Canadian Healthcare Manager honoured leaders in the healthcare industry at its third annual Who's Who in Healthcare awards last month.

This year's winners are: government category: Dr. Larry Ohlhauser, former registrar of the College of Physicians and Surgeons of Alberta in Edmonton. Group insurance category: Fred Holmes, national practice leader, group health & welfare, Buck Consultants in Toronto. Healthcare provider category: Dr. Estelle Simons, professor and head of allergy and clinical immunology at the University of Manitoba's faculty of medicine. Hospital management: Tony Dagnone, president and chief executive officer of London Health Sciences Centre in London, Ont. Medical research: Dr. Salim Yusuf, director of the Population Health Research Institute at Hamilton Health Sciences Centre, and director of McMaster University's division of cardiology in Hamilton, Ont. Pharmaceutical category: Dan Clow, senior manager, health strategies at GlaxoSmithKline in Mississauga, Ont. Plan sponsor: Roger Melançon, director of employee benefits at the National Bank of Canada in Montreal. Technology: Dr. Stephen Lapinsky, associate director in the intensive care unit at Mount Sinai Hospital in Toronto.

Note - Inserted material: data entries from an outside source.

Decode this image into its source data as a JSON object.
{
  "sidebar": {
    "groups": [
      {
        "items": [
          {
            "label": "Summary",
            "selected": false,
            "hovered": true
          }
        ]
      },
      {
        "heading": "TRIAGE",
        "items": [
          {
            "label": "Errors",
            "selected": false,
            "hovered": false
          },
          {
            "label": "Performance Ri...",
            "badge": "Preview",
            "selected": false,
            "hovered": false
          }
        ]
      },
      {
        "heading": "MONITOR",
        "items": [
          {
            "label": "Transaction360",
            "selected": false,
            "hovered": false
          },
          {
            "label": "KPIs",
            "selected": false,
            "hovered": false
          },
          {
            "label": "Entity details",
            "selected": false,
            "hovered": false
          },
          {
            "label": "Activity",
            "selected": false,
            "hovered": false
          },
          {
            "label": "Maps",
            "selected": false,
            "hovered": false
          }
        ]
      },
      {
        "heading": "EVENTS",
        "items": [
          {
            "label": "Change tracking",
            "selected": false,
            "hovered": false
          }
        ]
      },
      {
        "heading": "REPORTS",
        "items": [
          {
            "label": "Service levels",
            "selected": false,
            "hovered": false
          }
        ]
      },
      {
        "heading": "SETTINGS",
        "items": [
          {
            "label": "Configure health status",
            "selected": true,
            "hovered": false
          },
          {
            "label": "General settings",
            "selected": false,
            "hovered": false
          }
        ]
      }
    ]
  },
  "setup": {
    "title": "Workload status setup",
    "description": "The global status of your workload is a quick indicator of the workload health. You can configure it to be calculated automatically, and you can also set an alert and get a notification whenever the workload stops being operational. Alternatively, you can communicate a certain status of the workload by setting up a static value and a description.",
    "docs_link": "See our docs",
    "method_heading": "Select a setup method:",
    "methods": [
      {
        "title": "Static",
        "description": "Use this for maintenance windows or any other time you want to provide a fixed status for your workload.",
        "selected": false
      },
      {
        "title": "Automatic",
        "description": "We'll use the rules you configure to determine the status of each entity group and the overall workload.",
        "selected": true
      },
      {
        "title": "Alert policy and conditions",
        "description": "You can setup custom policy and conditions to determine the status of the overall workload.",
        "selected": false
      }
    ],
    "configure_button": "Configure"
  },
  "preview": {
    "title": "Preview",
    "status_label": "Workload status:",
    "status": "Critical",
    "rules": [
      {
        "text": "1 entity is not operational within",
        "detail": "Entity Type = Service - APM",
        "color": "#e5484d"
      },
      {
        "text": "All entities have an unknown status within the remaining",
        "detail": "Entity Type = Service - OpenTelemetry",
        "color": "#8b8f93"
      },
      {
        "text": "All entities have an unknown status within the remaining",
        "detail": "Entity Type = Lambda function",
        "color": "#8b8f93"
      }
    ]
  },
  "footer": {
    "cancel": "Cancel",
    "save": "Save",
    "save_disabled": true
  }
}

Canada follows U.S. in T+1 delay

Canada will follow a U.S. decision to push back conversion to single-day settlement of securities trades, known as T+1, for one year to 2005. The Canadian Capital Markets Association (CCMA) says the delay will only affect trading in equity markets. "Because of the integration between Canada and the U.S., and the inter-listing of stocks, the move to T+1 for equities has to be at the same time," says CCMA spokesperson Eric Pelletier. The U.S. Securities Industry Association (SIA) says the new plan, to be announced in January, would build on "lessons learned from recent events," referring to Sept. 11. Pelletier says it's still unclear if the U.S. is delaying its entire T+1 initiative.